Former skipper Ricky Ponting has said that Aaron Finch has the skill and the technique to survive the onslaught and eventually stand-up to the challenge as well as the pressure of facing the new ball for Australia.
Having been widely criticised for his low scores of 0 & 11 in the first Test at Adelaide, Finch came out and played a fluent and in control knock of 50 from 105 balls to help Australia get off to a possibly match-defining start along with Marcus Harris.
The right-hander stretched a 112-run stand with Harris, when the new Kookaburra ball was going to be the absolute key on a surface designed for bowlers to excel over the batsmen.
"What it showed today to everybody, and more importantly to himself, is that he has got a game that can stand up opening the batting at Test level," Ponting, who was seen guiding Finch through his nets ahead of the match, told cricket.com.au, "He's been working hard on a few things over the last few weeks and I know Justin Langer did a lot of really good stuff with him in Adelaide on the night the (first Test) finished, a few balance things and few things to take the weight out of his front leg and not fall so much across his stumps."
"He had a few moments today where he did that a little bit, but in general I thought he played really well. He looked to be aggressive, play the ball off the back foot, which is a really good sign for him. It means he's not getting onto the front foot too early," he added.
Finch was seen working hard for what has been an obvious weakness of his over the years - the full ball coming into the pads, this is where head coach Justin Langer sought Ponting's help for the opener.
Ponting said, "From Adelaide, in both innings there where he was undone by big in-swinging deliveries, to be able to come out today and look pretty much at ease early on against the in-swinging ball goes to show that he can do it.

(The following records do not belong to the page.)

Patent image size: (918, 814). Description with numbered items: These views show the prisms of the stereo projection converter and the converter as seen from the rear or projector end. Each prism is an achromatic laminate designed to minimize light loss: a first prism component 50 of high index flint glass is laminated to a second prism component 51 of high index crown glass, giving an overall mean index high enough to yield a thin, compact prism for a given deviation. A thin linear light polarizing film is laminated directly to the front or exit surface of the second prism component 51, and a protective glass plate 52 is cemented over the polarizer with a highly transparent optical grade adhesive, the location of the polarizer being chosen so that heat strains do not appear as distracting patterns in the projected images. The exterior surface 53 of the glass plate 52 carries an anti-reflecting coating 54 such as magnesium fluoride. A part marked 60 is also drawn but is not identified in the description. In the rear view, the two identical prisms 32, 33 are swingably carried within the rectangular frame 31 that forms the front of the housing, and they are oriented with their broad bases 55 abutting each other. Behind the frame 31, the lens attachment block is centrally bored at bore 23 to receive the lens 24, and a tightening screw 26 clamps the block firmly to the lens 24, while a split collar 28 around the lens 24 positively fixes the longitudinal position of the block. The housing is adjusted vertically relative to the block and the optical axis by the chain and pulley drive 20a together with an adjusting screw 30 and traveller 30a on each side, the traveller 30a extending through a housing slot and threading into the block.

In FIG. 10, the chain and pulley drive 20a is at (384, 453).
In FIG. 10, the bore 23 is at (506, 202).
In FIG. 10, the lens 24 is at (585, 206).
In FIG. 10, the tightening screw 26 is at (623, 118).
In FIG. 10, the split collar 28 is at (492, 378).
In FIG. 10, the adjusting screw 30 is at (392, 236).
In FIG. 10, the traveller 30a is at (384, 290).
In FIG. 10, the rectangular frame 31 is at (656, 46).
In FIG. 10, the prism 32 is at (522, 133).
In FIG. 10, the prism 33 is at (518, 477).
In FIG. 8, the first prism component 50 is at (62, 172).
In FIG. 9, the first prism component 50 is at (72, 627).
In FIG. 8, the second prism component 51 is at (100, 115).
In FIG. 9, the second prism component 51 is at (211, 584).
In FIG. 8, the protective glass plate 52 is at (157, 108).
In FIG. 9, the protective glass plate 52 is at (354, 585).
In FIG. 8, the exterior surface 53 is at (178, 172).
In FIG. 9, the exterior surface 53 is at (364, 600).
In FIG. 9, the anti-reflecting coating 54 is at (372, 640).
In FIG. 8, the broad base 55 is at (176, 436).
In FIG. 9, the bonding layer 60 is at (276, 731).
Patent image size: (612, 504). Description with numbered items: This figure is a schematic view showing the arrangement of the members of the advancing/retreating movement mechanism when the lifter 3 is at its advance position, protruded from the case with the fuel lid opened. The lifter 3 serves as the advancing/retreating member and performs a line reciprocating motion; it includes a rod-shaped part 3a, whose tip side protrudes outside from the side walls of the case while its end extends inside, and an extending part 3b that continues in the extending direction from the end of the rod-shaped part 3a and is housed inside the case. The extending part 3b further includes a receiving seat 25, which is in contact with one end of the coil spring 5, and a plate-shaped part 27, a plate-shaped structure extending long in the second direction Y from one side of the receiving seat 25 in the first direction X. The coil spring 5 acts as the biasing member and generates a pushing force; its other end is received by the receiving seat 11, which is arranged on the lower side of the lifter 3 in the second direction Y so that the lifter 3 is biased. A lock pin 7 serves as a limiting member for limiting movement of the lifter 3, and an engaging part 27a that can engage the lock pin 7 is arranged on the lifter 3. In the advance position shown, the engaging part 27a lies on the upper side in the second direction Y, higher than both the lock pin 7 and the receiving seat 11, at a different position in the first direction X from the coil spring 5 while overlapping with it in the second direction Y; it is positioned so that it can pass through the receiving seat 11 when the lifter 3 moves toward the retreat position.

The way that he plays, looking to get forward and across his stumps, is sort of the way I played."
"It was the little things that I had to work on right through my career, just to help out with my balance and 'un-weighting' my front leg if you like, to load up a bit of weight on my back foot and making one move into the ball rather than trying to make two or three movements."
"The most important thing with Aaron is that I'd rather see him being beaten on the outside of the bat, not the inside of the bat. If he thinks about staying leg-side of the ball and not over-committing to the line too early then I think he's got a very bright future at Test level," he signed off.